I’m in New York City today for a quick trip, staying just next to Times Square. Last night I went for a walk before dinner and realized, again, what a special experience it is to take a walk in Manhattan in the midst of its extended pedestrian rush hour.
If you’ve only been walking recently on the sleepy streets of a city like Columbus, you’re really not prepared for the Big Apple pedestrian experience. Not only are there fewer people walking around Columbus — by a factor of about 50 or perhaps even 100, I’d estimate — but there aren’t as many sidewalk obstacles, either. No pop-up vendors shilling stocking caps, no dirty water hot dog stands, no mounds of trash bags waiting to be collected, no building scaffolding at some point on every block, no bike messengers zipping in and out. When you go for a walk in Manhattan, in contrast, you’ve got to be aware of all of those things as you navigate the crowded sidewalks. Your mental reflexes had better speed up considerably, or you’re going to find yourself in trouble.
Walking to work in Columbus is a reasonably pleasant experience, where you can put your brain on autopilot and let your mind wander a bit. In New York City, that approach would be fatal. You’ve got to adopt a much more active mindset, with all senses on high alert, as you calculate distances, scan for openings in the ebb and flow of pedestrian traffic, and make sure you don’t tumble into an open cellar door or invade the space of a homeless guy sitting at the foot of a building who wasn’t visible until the last second when the foot traffic parted to pass him.

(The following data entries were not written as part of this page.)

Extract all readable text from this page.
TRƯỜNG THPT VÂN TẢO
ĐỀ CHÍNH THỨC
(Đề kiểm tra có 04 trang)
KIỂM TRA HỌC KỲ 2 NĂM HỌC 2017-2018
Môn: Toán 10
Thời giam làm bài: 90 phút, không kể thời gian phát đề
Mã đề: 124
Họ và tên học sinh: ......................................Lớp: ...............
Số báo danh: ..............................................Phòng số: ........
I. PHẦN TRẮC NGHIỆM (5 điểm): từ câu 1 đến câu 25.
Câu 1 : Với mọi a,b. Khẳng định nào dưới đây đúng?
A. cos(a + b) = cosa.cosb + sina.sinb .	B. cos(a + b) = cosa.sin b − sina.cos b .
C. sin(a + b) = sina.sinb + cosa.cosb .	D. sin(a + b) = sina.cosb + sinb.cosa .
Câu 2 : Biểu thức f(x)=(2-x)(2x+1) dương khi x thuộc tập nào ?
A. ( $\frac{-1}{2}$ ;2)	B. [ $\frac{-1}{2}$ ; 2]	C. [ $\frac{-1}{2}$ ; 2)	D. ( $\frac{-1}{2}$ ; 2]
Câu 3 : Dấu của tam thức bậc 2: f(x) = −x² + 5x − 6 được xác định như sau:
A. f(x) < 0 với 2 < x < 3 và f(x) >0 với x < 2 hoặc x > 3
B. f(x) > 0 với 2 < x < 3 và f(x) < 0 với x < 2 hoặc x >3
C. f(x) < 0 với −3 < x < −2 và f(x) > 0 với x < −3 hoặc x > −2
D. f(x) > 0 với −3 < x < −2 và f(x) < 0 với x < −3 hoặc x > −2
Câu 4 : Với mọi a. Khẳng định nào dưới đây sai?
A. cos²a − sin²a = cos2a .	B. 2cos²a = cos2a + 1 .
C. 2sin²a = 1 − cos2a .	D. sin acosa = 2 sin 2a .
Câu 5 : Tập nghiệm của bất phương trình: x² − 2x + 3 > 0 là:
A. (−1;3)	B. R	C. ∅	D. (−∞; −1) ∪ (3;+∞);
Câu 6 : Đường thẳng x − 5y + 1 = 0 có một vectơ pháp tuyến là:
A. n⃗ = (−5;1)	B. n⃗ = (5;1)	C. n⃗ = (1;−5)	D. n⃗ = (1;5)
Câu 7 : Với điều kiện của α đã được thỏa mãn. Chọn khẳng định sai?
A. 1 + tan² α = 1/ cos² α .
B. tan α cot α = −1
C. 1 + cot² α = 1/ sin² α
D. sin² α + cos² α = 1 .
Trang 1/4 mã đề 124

It’s probably the closest I’ll ever get to experiencing the thought processes of a race car driver. If I speed up, do I have enough space to pass the slow-moving guys in front of me and get back to my side of the sidewalk before the people coming in the other direction start cussing me out for disrupting pedestrian flow? Should I cut around the street side of the scaffolding to avoid the woman with the baby carriage who’s blocking the way, or if I do that will I be able to get safely back onto the sidewalk before the approaching traffic arrives? And when you’re walking in the area around Times Square, there’s the ever-present possibility that the person in front of you will stop in the middle of the sidewalk without warning to take a selfie or a photo of the Allied Chemical Building, so that factor also has to be added to the mental matrix.
Walking in New York during a busy period isn’t for the faint of heart, but it does get your blood pumping. I can’t imagine, however, what it would be like to try jogging in this busy place, where everything comes at you even faster.